Opinion

Seattle's Uncivil Bike War

By Erica C. Barnett November 11, 2010

This guest post was written by Bike Club Rescue Squad founders Keith Hoeller, Kelli Currie, and Renée Barton. Avid cyclists and members of the Cascade Bicycle Club, they have participated in many Cascade activities, including the Seattle to Portland ride.

There is a decidedly uncivil war between drivers and cyclists raging on the streets of Seattle, and it should come as no surprise that the drivers appear to be winning.

Every year, drivers kill an average of two cyclists,  and many, many more cyclists are injured.  Our city streets are in such bad shape that bikers are routinely maimed by potholes, bumps, sewer grates and cracks. The Burke-Gilman Trail remains unfinished in Ballard, leaving cyclists to dodge railroad tracks, gravel trucks, and a door zone that extends well into traffic.

Drivers attack cyclists so often that we're starting to wonder if hate crimes laws should be extended to protect us.  In one week during October alone alone, Seattle Bike Blog reported that a driver attempted to Taser and run over a cyclist near Northgate; an Eastlake woman ran after a biker with a golf club; and a man hit a cyclist with an umbrella in Pike Place Market. All three of us have been on rides where someone dropped hundreds of tacks in the road to give us all flats.  Other riders have reported drivers brandishing shotguns.

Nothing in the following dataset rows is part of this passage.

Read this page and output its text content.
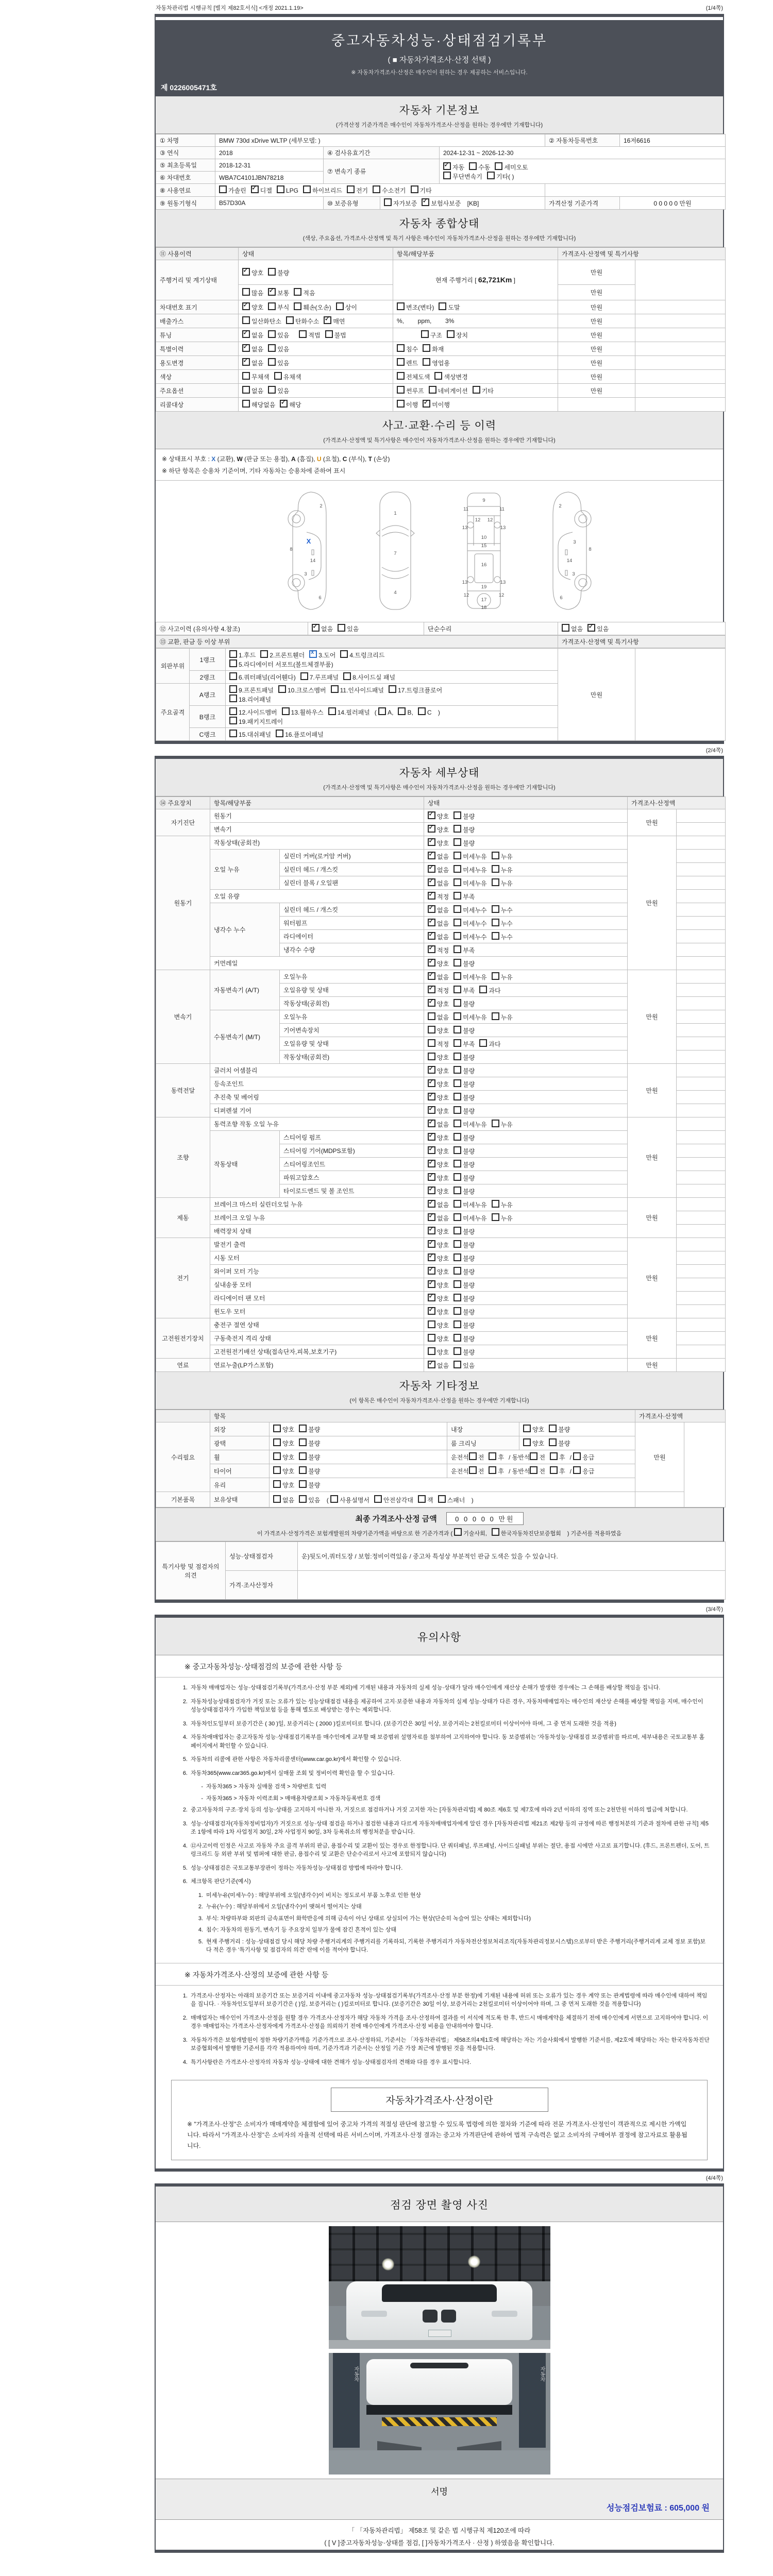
자동차관리법 시행규칙 [별지 제82호서식] <개정 2021.1.19>	(1/4쪽)
중고자동차성능·상태점검기록부
( ■ 자동차가격조사·산정 선택 )
※ 자동차가격조사·산정은 매수인이 원하는 경우 제공하는 서비스입니다.
제 0226005471호
자동차 기본정보
(가격산정 기준가격은 매수인이 자동차가격조사·산정을 원하는 경우에만 기재합니다)
① 차명	BMW 730d xDrive WLTP (세부모델: )				② 자동차등록번호	16저6616
③ 연식	2018	④ 검사유효기간		2024-12-31 ~ 2026-12-30		
⑤ 최초등록일	2018-12-31	⑦ 변속기 종류	✓자동 수동 세미오토
무단변속기 기타( )
⑥ 차대번호	WBA7C4101JBN78218					
⑧ 사용연료	가솔린 ✓ 디젤 LPG 하이브리드 전기 수소전기 기타	
⑨ 원동기형식	B57D30A	⑩ 보증유형	자가보증 ✓ 보험사보증 [KB]		가격산정 기준가격	0 0 0 0 0 만원
자동차 종합상태
(색상, 주요옵션, 가격조사·산정액 및 특기 사항은 매수인이 자동차가격조사·산정을 원하는 경우에만 기재합니다)
⑪ 사용이력	상태	항목/해당부품	가격조사·산정액 및 특기사항	
주행거리 및 계기상태	✓양호 불량	현재 주행거리 [ 62,721Km ]	만원	
	많음 ✓ 보통 적음		만원	
차대번호 표기	✓양호 부식 훼손(오손) 상이	변조(변타) 도말	만원	
배출가스	일산화탄소 탄화수소 ✓ 매연	%,        ppm,        3%	만원	
튜닝	✓없음 있음 적법 불법	구조 장치	만원	
특별이력	✓없음 있음	침수 화재	만원	
용도변경	✓없음 있음	렌트 영업용	만원	
색상	무채색 유채색	전체도색 색상변경	만원	
주요옵션	없음 있음	썬루프 네비게이션 기타	만원	
리콜대상	해당없음 ✓ 해당	이행 ✓ 미이행		
사고·교환·수리 등 이력
(가격조사·산정액 및 특기사항은 매수인이 자동차가격조사·산정을 원하는 경우에만 기재합니다)
※ 상태표시 부호 : X (교환), W (판금 또는 용접), A (흠집), U (요철), C (부식), T (손상)
※ 하단 항목은 승용차 기준이며, 기타 자동차는 승용차에 준하여 표시
2
8
X
14
3
6
1
7
4
9
11	11
12 12
13	13
10
15
16
13	13
19
12	12
17
18
2
8
3
14
3
6
⑫ 사고이력 (유의사항 4.참조)	✓없음 있음	단순수리	없음 ✓ 있음
⑬ 교환, 판금 등 이상 부위	가격조사·산정액 및 특기사항
외판부위	1랭크	1.후드 2.프론트휀더 x 3.도어 4.트렁크리드
5.라디에이터 서포트(볼트체결부품)	만원	
	2랭크	6.쿼터패널(리어휀다) 7.루프패널 8.사이드실 패널		
주요골격	A랭크	9.프론트패널 10.크로스멤버 11.인사이드패널 17.트렁크플로어
18.리어패널		
	B랭크	12.사이드멤버 13.휠하우스 14.필러패널 ( A, B, C )
19.패키지트레이		
	C랭크	15.대쉬패널 16.플로어패널		
(2/4쪽)
자동차 세부상태
(가격조사·산정액 및 특기사항은 매수인이 자동차가격조사·산정을 원하는 경우에만 기재합니다)
⑭ 주요장치	항목/해당부품		상태	가격조사·산정액	
자기진단	원동기	✓양호 불량	만원	
	변속기	✓양호 불량	
원동기	작동상태(공회전)	✓양호 불량	만원	
	오일 누유	실린더 커버(로커암 커버)	✓없음 미세누유 누유	
		실린더 헤드 / 개스킷	✓없음 미세누유 누유	
		실린더 블록 / 오일팬	✓없음 미세누유 누유	
	오일 유량	✓적정 부족	
	냉각수 누수	실린더 헤드 / 개스킷	✓없음 미세누수 누수	
		워터펌프	✓없음 미세누수 누수	
		라디에이터	✓없음 미세누수 누수	
		냉각수 수량	✓적정 부족	
	커먼레일	✓양호 불량	
변속기	자동변속기 (A/T)	오일누유	✓없음 미세누유 누유	만원	
		오일유량 및 상태	✓적정 부족 과다	
		작동상태(공회전)	✓양호 불량	
	수동변속기 (M/T)	오일누유	없음 미세누유 누유		
		기어변속장치	양호 불량		
		오일유량 및 상태	적정 부족 과다		
		작동상태(공회전)	양호 불량		
동력전달	클러치 어셈블리	✓양호 불량	만원	
	등속조인트	✓양호 불량	
	추진축 및 베어링	✓양호 불량	
	디퍼렌셜 기어	✓양호 불량	
조향	동력조향 작동 오일 누유	✓없음 미세누유 누유	만원	
	작동상태	스티어링 펌프	✓양호 불량	
		스티어링 기어(MDPS포함)	✓양호 불량	
		스티어링조인트	✓양호 불량	
		파워고압호스	✓양호 불량	
		타이로드엔드 및 볼 조인트	✓양호 불량	
제동	브레이크 마스터 실린더오일 누유	✓없음 미세누유 누유	만원	
	브레이크 오일 누유	✓없음 미세누유 누유	
	배력장치 상태	✓양호 불량	
전기	발전기 출력	✓양호 불량	만원	
	시동 모터	✓양호 불량	
	와이퍼 모터 기능	✓양호 불량	
	실내송풍 모터	✓양호 불량	
	라디에이터 팬 모터	✓양호 불량	
	윈도우 모터	✓양호 불량	
고전원전기장치	충전구 절연 상태		양호 불량	만원	
	구동축전지 격리 상태		양호 불량		
	고전원전기배선 상태(접속단자,피복,보호기구)		양호 불량		
연료	연료누출(LP가스포함)	✓없음 있음	만원	
자동차 기타정보
(이 항목은 매수인이 자동차가격조사·산정을 원하는 경우에만 기재합니다)
	항목				가격조사·산정액	
수리필요	외장	양호 불량	내장	양호 불량	만원	
	광택	양호 불량	룸 크리닝	양호 불량		
	휠	양호 불량	운전석 전 후 / 동반석 전 후 / 응급			
	타이어	양호 불량	운전석 전 후 / 동반석 전 후 / 응급			
	유리	양호 불량				
기본품목	보유상태	없음 있음 ( 사용설명서 안전삼각대 잭 스패너 )				
최종 가격조사·산정 금액	0 0 0 0 0 만원
이 가격조사·산정가격은 보험개발원의 차량기준가액을 바탕으로 한 기준가격과 ( 기술사회, 한국자동차진단보증협회 ) 기준서를 적용하였음
특기사항 및 점검자의 의견	성능·상태점검자	운)뒷도어,쿼터도장 / 보험:정비이력있음 / 중고차 특성상 부분적인 판금 도색은 있을 수 있습니다.
	가격·조사산정자	
(3/4쪽)
유의사항
※ 중고자동차성능·상태점검의 보증에 관한 사항 등
1. 자동차 매매업자는 성능·상태점검기록부(가격조사·산정 부분 제외)에 기재된 내용과 자동차의 실제 성능·상태가 달라 매수인에게 재산상 손해가 발생한 경우에는 그 손해를 배상할 책임을 집니다.
2. 자동차성능상태점검자가 거짓 또는 오류가 있는 성능상태점검 내용을 제공하여 고지·보증한 내용과 자동차의 실제 성능·상태가 다른 경우, 자동차매매업자는 매수인의 재산상 손해를 배상할 책임을 지며, 매수인이 성능상태점검자가 가입한 책임보험 등을 통해 별도로 배상받는 경우는 제외합니다.
3. 자동차인도일부터 보증기간은 ( 30 )일, 보증거리는 ( 2000 )킬로미터로 합니다. (보증기간은 30일 이상, 보증거리는 2천킬로미터 이상이어야 하며, 그 중 먼저 도래한 것을 적용)
4. 자동차매매업자는 중고자동차 성능·상태점검기록부를 매수인에게 교부할 때 보증범위 설명자료를 첨부하여 고지하여야 합니다. 동 보증범위는 '자동차성능·상태점검 보증범위'를 따르며, 세부내용은 국토교통부 홈페이지에서 확인할 수 있습니다.
5. 자동차의 리콜에 관한 사항은 자동차리콜센터(www.car.go.kr)에서 확인할 수 있습니다.
6. 자동차365(www.car365.go.kr)에서 실매물 조회 및 정비이력 확인을 할 수 있습니다.
- 자동차365 > 자동차 실매물 검색 > 차량번호 입력
- 자동차365 > 자동차 이력조회 > 매매용차량조회 > 자동차등록번호 검색
2. 중고자동차의 구조·장치 등의 성능·상태를 고지하지 아니한 자, 거짓으로 점검하거나 거짓 고지한 자는 [자동차관리법] 제 80조 제6호 및 제7호에 따라 2년 이하의 징역 또는 2천만원 이하의 벌금에 처합니다.
3. 성능·상태점검자(자동차정비업자)가 거짓으로 성능·상태 점검을 하거나 점검한 내용과 다르게 자동차매매업자에게 알린 경우 [자동차관리법 제21조 제2항 등의 규정에 따른 행정처분의 기준과 절차에 관한 규칙] 제5조 1항에 따라 1차 사업정지 30일, 2차 사업정지 90일, 3차 등록취소의 행정처분을 받습니다.
4. ⑫사고이력 인정은 사고로 자동차 주요 골격 부위의 판금, 용접수리 및 교환이 있는 경우로 한정합니다. 단 쿼터패널, 루프패널, 사이드실패널 부위는 절단, 용접 시에만 사고로 표기합니다. (후드, 프론트펜더, 도어, 트렁크리드 등 외판 부위 및 범퍼에 대한 판금, 용접수리 및 교환은 단순수리로서 사고에 포함되지 않습니다)
5. 성능·상태점검은 국토교통부장관이 정하는 자동차성능·상태점검 방법에 따라야 합니다.
6. 체크항목 판단기준(예시)
1. 미세누유(미세누수) : 해당부위에 오일(냉각수)이 비치는 정도로서 부품 노후로 인한 현상
2. 누유(누수) : 해당부위에서 오일(냉각수)이 맺혀서 떨어지는 상태
3. 부식: 차량하부와 외판의 금속표면이 화학반응에 의해 금속이 아닌 상태로 상실되어 가는 현상(단순히 녹슬어 있는 상태는 제외합니다)
4. 침수: 자동차의 원동기, 변속기 등 주요장치 일부가 물에 잠긴 흔적이 있는 상태
5. 현재 주행거리 : 성능·상태점검 당시 해당 차량 주행거리계의 주행거리를 기록하되, 기록한 주행거리가 자동차전산정보처리조직(자동차관리정보시스템)으로부터 받은 주행거리(주행거리계 교체 정보 포함)보다 적은 경우 '특기사항 및 점검자의 의견' 란에 이를 적어야 합니다.
※ 자동차가격조사·산정의 보증에 관한 사항 등
1. 가격조사·산정자는 아래의 보증기간 또는 보증거리 이내에 중고자동차 성능·상태점검기록부(가격조사·산정 부분 한정)에 기재된 내용에 허위 또는 오류가 있는 경우 계약 또는 관계법령에 따라 매수인에 대하여 책임을 집니다. · 자동차인도일부터 보증기간은 ( )일, 보증거리는 ( )킬로미터로 합니다. (보증기간은 30일 이상, 보증거리는 2천킬로미터 이상이어야 하며, 그 중 먼저 도래한 것을 적용합니다)
2. 매매업자는 매수인이 가격조사·산정을 원할 경우 가격조사·산정자가 해당 자동차 가격을 조사·산정하여 결과를 이 서식에 적도록 한 후, 반드시 매매계약을 체결하기 전에 매수인에게 서면으로 고지하여야 합니다. 이 경우 매매업자는 가격조사·산정자에게 가격조사·산정을 의뢰하기 전에 매수인에게 가격조사·산정 비용을 안내하여야 합니다.
3. 자동차가격은 보험개발원이 정한 차량기준가액을 기준가격으로 조사·산정하되, 기준서는 「자동차관리법」 제58조의4제1호에 해당하는 자는 기술사회에서 발행한 기준서를, 제2호에 해당하는 자는 한국자동차진단보증협회에서 발행한 기준서를 각각 적용하여야 하며, 기준가격과 기준서는 산정일 기준 가장 최근에 발행된 것을 적용합니다.
4. 특기사항란은 가격조사·산정자의 자동차 성능·상태에 대한 견해가 성능·상태점검자의 견해와 다를 경우 표시합니다.
자동차가격조사·산정이란
※ "가격조사·산정"은 소비자가 매매계약을 체결함에 있어 중고차 가격의 적절성 판단에 참고할 수 있도록 법령에 의한 절차와 기준에 따라 전문 가격조사·산정인이 객관적으로 제시한 가액입니다. 따라서 "가격조사·산정"은 소비자의 자율적 선택에 따른 서비스이며, 가격조사·산정 결과는 중고차 가격판단에 관하여 법적 구속력은 없고 소비자의 구매여부 결정에 참고자료로 활용됩니다.
(4/4쪽)
점검 장면 촬영 사진
자동차	자동차
서명
성능점검보험료 : 605,000 원
「 「자동차관리법」 제58조 및 같은 법 시행규칙 제120조에 따라
( [ V ]중고자동차성능·상태를 점검, [ ]자동차가격조사 · 산정 ) 하였음을 확인합니다.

Cyclists clearly need strong advocates to make their case, and to change public attitudes and state laws to protect themselves.  Given the level of hostility, weak and timid leadership is unlikely to prevail, and cyclists will continue to be unnecessarily killed, maimed, and cursed on the roads.

Cascade's advocacy director, David Hiller, has been that voice. Under Ayers' leadership, Hiller has aggressively defended cyclists' interests in the state legislature, energizing the biking community. Working with other cycling advocacy groups, Cascade nearly managed to pass the "vulnerable users bill" (SB 5838), which would have extended criminal penalties to drivers who kill and injure bikers and pedestrians, last year. Sen. Adam Kline, chair of the Senate Judiciary Committee, says he gives Hiller "a lot of credit for moving the bill as far as it got in only two years—not an easy feat."

Sen. Joe McDermott, the prime sponsor of SB 5838, calls Hiller "one of the most tenacious and effective lobbyists I know."

So why did Cascade's Board of Directors unanimously recommend that Ayers fire Hiller---and, when he refused, fire Ayers himself on October 4?

Initially, the board cited differences in "management style."  It quickly became clear, however, that the board's real concern was Hiller's style---specifically, a comment he made to the Stranger about drivers who kill cyclists. "I'd love to hang them up by their toenails at the edge of town and paint 'killer' across their chest and let them hang there until the buzzards peck their eyes out."

Ayers, who had received a unanimous recommendation from the staff senior leadership team to keep him, didn't consider Hiller's comments a big deal in the context of his effective advocacy over the years. He considered the board's recommendation, but decided to keep Hiller.

Our group, the Bike Club Rescue Squad does not feel the current board should be allowed to do any more damage to the club.  We have launched an effort to recall the entire board; we need 690 signatures from current (and new) members who can sign our petition online.

If this board stays in power, Cascade members will not only lose Ayers (who has said he plans to leave the club no matter what happens with the board), it could lose Hiller and many other longtime staff. Seattle cyclists will lose a strong and successful advocate at the time they need one most.

No lobbyist can function when his own organization is undermining him in the press and has little stomach for the rough and tumble world of politics. No organization should expect its lobbyist to serve the same functions as its public relations director.

The only way to rescue Cascade is to recall the entire board, rewrite the bylaws, and elect new board members who want Cascade to succeed. We urge all who care about biking to join us in our efforts to recall the board and restore Cascade to its rightful place as a strong advocate for biking in our state.  It is time that we cyclists cease to be so vulnerable in the political arena.